Kingfishers dislike freezing weather conditions and even worse, few survive extremely cold winters.
Ice in winter has far-reaching consequences for the kingfisher population. Ice is in fact the kingfisher’s worst enemy, because, if ditches, pools and lakes are covered with ice, it cannot catch fish. Few kingfishers survive, if most open water bodies are frozen over. After a cold winter it may take years for the population to return to its former level. In peak years, more than 800 couples breed in the Netherlands, in 2008 as many as a thousand, but after an extremely cold winter, as in 1997, the amount of breeding couples may be reduced to no more than 50.
Kingfisher population and ice days
Severe winters with many ice days are uncommon in the Netherlands. Since 1900, there have been no more than 12 cold winters. The last cold winter was 1995/1996, when the kingfisher population was decimated. In the next winter, which was also very cold with 19 ice days, the population reached a record low.
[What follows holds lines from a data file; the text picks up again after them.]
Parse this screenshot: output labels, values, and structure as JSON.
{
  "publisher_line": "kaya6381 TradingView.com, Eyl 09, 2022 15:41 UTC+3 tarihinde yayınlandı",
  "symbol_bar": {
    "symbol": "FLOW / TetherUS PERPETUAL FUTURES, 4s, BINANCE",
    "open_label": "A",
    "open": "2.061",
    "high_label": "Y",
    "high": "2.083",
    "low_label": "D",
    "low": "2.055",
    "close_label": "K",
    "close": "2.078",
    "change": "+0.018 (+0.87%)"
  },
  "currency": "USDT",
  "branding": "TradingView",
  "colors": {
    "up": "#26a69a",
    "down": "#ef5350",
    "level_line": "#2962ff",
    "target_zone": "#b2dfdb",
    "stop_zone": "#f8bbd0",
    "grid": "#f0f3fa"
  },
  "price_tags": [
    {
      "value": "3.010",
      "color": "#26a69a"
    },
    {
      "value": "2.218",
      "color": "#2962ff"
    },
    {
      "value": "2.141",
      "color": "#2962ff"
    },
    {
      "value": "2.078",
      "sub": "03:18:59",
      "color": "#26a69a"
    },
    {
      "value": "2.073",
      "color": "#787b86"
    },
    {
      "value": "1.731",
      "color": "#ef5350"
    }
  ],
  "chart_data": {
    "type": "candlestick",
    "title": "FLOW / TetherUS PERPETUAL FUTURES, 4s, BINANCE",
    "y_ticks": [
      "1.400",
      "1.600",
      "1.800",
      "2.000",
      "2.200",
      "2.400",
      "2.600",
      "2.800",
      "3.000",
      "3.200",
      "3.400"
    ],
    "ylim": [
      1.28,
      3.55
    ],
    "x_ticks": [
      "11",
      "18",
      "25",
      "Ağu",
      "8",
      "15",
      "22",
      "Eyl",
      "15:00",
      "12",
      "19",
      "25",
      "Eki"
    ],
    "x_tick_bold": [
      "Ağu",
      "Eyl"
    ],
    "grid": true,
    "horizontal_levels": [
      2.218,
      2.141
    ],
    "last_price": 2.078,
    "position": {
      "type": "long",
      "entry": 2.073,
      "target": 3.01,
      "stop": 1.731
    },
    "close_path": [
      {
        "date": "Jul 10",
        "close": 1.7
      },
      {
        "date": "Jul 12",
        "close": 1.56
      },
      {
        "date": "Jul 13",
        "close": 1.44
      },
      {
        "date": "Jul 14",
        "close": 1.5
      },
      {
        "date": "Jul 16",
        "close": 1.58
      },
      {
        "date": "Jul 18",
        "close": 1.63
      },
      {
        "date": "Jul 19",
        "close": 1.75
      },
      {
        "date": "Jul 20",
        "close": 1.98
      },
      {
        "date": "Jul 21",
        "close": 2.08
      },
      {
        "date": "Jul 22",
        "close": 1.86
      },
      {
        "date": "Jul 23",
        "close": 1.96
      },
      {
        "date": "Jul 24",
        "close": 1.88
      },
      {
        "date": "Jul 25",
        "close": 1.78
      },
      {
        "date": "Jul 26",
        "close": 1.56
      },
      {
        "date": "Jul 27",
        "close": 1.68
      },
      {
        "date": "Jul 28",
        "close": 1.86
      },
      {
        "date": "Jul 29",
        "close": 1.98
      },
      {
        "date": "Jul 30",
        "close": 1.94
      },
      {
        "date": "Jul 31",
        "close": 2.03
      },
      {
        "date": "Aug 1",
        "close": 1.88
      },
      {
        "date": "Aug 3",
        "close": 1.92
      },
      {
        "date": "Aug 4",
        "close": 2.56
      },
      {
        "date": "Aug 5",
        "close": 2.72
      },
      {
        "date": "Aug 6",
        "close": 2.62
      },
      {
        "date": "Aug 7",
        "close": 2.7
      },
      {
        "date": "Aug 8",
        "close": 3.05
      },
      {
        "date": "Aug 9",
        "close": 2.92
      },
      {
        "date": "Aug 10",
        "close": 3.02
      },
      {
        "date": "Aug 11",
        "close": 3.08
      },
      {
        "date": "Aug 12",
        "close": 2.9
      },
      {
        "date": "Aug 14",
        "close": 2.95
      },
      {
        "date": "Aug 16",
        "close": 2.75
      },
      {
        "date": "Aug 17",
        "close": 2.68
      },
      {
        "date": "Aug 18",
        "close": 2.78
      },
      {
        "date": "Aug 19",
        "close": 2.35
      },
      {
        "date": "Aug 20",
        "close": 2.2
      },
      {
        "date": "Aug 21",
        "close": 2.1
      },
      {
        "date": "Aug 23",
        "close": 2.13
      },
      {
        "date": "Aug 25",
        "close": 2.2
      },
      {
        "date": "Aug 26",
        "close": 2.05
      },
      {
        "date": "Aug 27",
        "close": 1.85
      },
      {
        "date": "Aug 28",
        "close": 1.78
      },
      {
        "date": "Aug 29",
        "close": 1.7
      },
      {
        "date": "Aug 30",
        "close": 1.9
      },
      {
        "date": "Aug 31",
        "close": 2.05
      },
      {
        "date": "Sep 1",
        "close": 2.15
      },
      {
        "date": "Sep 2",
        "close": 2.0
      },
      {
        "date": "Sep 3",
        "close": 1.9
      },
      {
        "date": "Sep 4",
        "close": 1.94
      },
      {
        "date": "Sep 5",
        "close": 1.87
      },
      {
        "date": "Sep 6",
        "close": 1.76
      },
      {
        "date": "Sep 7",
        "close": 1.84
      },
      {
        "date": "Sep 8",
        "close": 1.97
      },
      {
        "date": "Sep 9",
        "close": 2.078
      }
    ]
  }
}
During the mild winters that followed, the kingfisher population gradually recovered.
In the winter of 2009/2010, 15 ice days were recorded in the period 14 December 2009–27 January 2010. In spring the number of breeding birds will be counted and it will become clear how the kingfisher survived the current winter.
Kingfishers are not the only species to have problems surviving in cold winters. In extreme winters, the wren population may be reduced to half. Many bird species are less bothered by cold winters. Hibernating water birds from the north in particular are cold-resistant.